Derek's Private Study
Question: Derek, are you a Taoist?
In the West, the term "Taoist" usually refers to the philosophical aspects of Taoism. In Asia, it is the opposite. "Taoist" is usually associated with religious Taoism. This is one of the major misconceptions in the great East / West divide. Many Asians do not understand that in this part of the world, if you walk into a bookstore like Barnes & Noble and look up books on Taoism, you will find tons of material on the philosophy and very little on the religious practice.
Because of the misunderstanding, most English-Chinese dictionaries define "Taoist" as a follower of religious Taoism. That's definitely not what I am. Such a person would be someone who worships Lao Tzu and many other Taoist deities. I do not. What I do is cultivate the Tao by studying and emulating the great sages and teachers from history. When I participate in a ritual, it is not to worship these sages and teachers, but to pay respects, to revere their teachings and to remind myself of what I truly wish to do - to live up to the examples they have set for us.

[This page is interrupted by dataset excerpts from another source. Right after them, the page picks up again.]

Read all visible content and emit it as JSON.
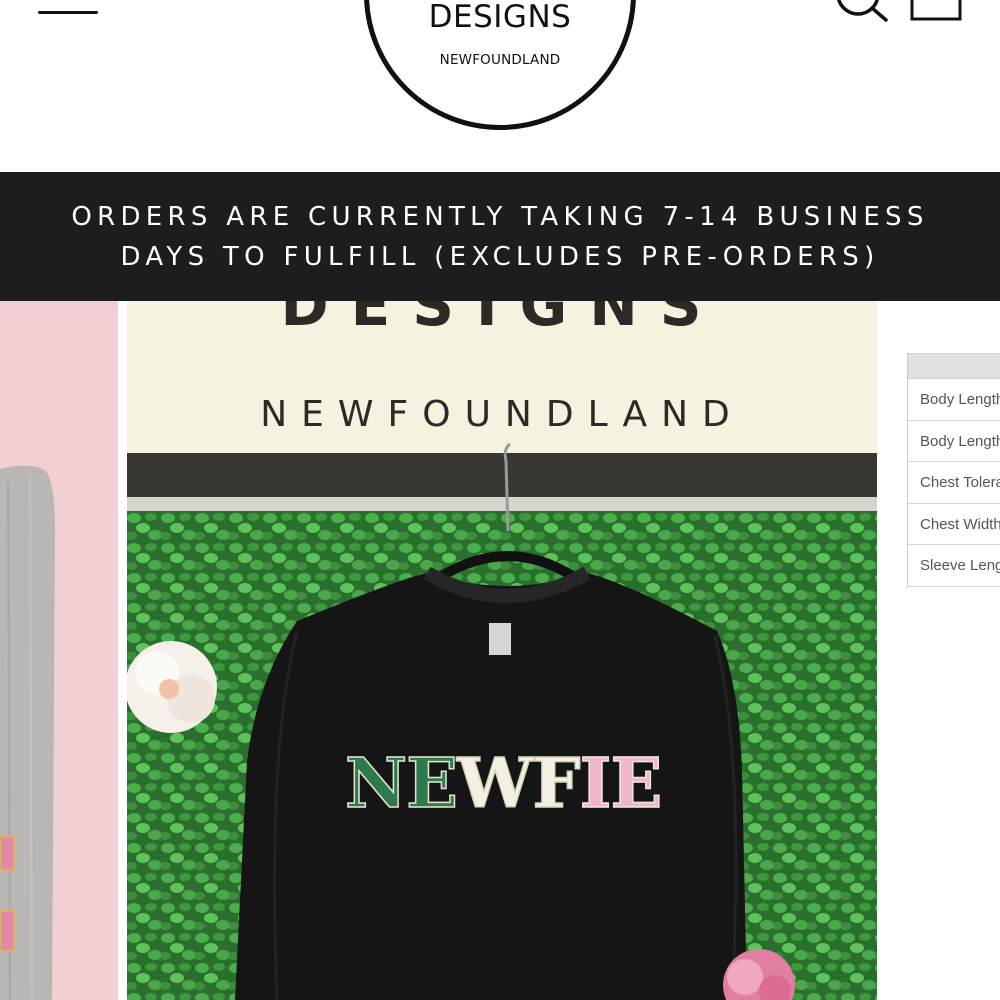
{
  "header": {
    "logo_main": "DESIGNS",
    "logo_sub": "NEWFOUNDLAND",
    "icons": [
      "menu-icon",
      "search-icon",
      "cart-icon"
    ]
  },
  "announcement": {
    "line1": "ORDERS ARE CURRENTLY TAKING 7-14 BUSINESS",
    "line2": "DAYS TO FULFILL (EXCLUDES PRE-ORDERS)"
  },
  "photo": {
    "sign_top": "DESIGNS",
    "sign_sub": "NEWFOUNDLAND",
    "shirt_letters": [
      {
        "ch": "N",
        "tone": "g"
      },
      {
        "ch": "E",
        "tone": "g"
      },
      {
        "ch": "W",
        "tone": "w"
      },
      {
        "ch": "F",
        "tone": "w"
      },
      {
        "ch": "I",
        "tone": "p"
      },
      {
        "ch": "E",
        "tone": "p"
      }
    ]
  },
  "size_table": {
    "rows": [
      "Body Length",
      "Body Length",
      "Chest Tolerance",
      "Chest Width",
      "Sleeve Length"
    ]
  },
  "colors": {
    "announcement_bg": "#1d1d1d",
    "side_slide_bg": "#f1cfd2",
    "hedge_green": "#2f7d35",
    "sweatshirt": "#151515"
  }
}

For those who are wondering, this is also the basis of I-Kuan Tao. Not "worship" as we understand the term - not asking deities for forgiveness or blessings or protection, but to commune with the spiritual essence, to practice humility and be in touch with a sense of gratitude.
Although the term "Taoist" as we use it in the West is fairly accurate in describing my orientation - someone who adheres to the philosophy of the Tao - in order to avoid confusing and misleading connotations, I prefer to refer to myself as a Tao Cultivator, someone who cultivates the Tao... when labels cannot be avoided.